それで、本当にうちで良いのかい? アーサーたちがあんな調子だと、断り難かっただろう?」
ルイサさんは少し困った感じで微笑んだ。
「いえいえ!
特に問題なければ、このままお世話になろうかと」
「そうかい?
うちは普通の部屋で銀貨7枚、良い部屋で金貨1枚だよ。
普通の部屋の方で良いかい?」
……!
そういえばここは宿屋。もちろん対価……つまり、お金が必要となるわけだ。
「すいません、ちょっと待ってください」
そう言いながら、慌ててお財布の中身を確かめてみる。
そこには初めて見る硬貨が何種類か入っていた。
金色、銀色、銅色……。
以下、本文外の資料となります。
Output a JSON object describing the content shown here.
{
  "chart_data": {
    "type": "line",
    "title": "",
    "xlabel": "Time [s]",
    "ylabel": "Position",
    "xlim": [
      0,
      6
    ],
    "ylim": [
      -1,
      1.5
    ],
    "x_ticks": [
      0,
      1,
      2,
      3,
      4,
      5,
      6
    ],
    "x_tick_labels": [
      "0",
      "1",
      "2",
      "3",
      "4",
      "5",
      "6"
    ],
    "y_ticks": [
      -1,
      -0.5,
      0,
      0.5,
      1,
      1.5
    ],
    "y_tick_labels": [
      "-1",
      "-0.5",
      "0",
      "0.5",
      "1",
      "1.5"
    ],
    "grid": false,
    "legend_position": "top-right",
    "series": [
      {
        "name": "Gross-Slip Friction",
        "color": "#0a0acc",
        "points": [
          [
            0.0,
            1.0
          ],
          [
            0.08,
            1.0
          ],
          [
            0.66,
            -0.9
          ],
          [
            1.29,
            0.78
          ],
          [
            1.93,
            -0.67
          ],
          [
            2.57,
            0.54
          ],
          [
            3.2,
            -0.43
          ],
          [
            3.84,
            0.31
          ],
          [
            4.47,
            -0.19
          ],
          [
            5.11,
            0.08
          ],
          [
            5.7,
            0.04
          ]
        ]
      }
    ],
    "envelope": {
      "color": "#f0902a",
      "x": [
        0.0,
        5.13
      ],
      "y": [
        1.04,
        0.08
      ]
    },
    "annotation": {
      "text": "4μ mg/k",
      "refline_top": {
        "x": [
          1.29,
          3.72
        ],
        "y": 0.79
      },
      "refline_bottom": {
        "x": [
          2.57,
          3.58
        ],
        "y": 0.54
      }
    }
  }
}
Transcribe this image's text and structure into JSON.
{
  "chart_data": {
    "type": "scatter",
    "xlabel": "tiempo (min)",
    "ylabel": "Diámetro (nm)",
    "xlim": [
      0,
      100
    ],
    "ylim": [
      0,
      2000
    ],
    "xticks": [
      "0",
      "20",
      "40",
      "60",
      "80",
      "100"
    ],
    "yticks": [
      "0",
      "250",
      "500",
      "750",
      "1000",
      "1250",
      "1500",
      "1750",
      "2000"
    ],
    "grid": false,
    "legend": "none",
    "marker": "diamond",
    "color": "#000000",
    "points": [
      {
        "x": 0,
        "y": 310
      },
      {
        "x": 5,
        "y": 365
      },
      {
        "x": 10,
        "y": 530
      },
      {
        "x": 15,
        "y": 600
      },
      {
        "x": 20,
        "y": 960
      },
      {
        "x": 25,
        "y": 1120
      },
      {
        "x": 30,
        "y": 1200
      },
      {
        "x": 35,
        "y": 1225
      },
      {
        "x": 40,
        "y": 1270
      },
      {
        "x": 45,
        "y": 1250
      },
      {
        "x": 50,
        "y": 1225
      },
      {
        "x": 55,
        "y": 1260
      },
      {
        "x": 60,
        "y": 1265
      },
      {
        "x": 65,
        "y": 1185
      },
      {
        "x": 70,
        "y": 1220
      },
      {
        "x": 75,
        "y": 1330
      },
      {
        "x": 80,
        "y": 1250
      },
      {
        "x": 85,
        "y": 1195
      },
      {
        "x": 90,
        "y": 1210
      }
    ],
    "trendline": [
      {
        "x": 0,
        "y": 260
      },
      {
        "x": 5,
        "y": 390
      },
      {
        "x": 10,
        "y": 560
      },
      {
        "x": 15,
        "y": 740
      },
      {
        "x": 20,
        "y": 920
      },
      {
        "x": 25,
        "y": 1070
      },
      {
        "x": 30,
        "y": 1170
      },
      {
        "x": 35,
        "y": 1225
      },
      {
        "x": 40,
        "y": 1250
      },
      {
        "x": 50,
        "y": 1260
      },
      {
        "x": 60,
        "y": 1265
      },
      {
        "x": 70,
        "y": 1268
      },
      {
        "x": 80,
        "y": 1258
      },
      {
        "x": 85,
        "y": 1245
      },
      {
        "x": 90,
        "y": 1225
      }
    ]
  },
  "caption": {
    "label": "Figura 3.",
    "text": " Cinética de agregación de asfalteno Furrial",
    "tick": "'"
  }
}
金貨というからには、絶対に金色の硬貨のことだろう。
ちなみにそれは、20枚ほど入っていた。
「普通の部屋と良い部屋って、結構違いますか?」
「そうだね、良い部屋は貴族様を迎えるときによく使うんだよ。
広さは少し物足りないけど、置いているものは良いものばかりだからね。
あとはお風呂付きだから、一人で安心して入ることが出来るよ」
……お風呂!
元の世界では日本人は普通に湯船に入るけど、外国人はあんまり入らないんだよね。
それなのに、まさかの異世界にお風呂があるなんて!
「では、良い部屋でお願いします!」
「金貨1枚だけど大丈夫かい?
それじゃここに名前を書いてもらって……あと、冒険者カードかギルドカードを見せてもらえるかい?」
冒険者カードかギルドカード――
……街門で見せたカードでも大丈夫かな?
「このカードでも大丈夫ですか?」
「うん……?
お……、プラチナカードなんてずいぶん久し振りに見るね……。
それじゃ、良い部屋の方を選ぶわけだ……」
何かを感心するように呟いてから、ルイサさんはカードを丁寧に返してくれた。
……プラチナカード?
このカード、何か特別なのかな?
「それじゃ、案内を呼ぶから待ってておくれ」
そう言うとルイサさんは、足を引きずるようにしてカウンターの奥に入っていった。
◇ ◇ ◇ ◇ ◇
……案内されたのは二階の奥の、立派なお部屋。
いわゆるホテルのスイートルーム……みたいな感じではあるけど、さすがに元の世界のテレビで見たようなものよりは数段落ちる。
「そもそも文明レベルが違うしね……。
でも、お風呂があるのはありがたいや」
この部屋は、1日あたり金貨1枚。
金貨は20枚あったから、単純計算だと20泊出来る……のだが、こんなところで全財産を食い潰しても仕方が無い。
とりあえず2、3日くらいはここに泊まって、その間に今後のことを決めることにしよう。
「……そうとなれば、もう少し街を散策してみようかな。
まだ夕方にもなっていないし」
陽の高さからして、今は13時といったところだ。
適当に街に繰り出してみて、お昼ごはんでも食べることにしよう。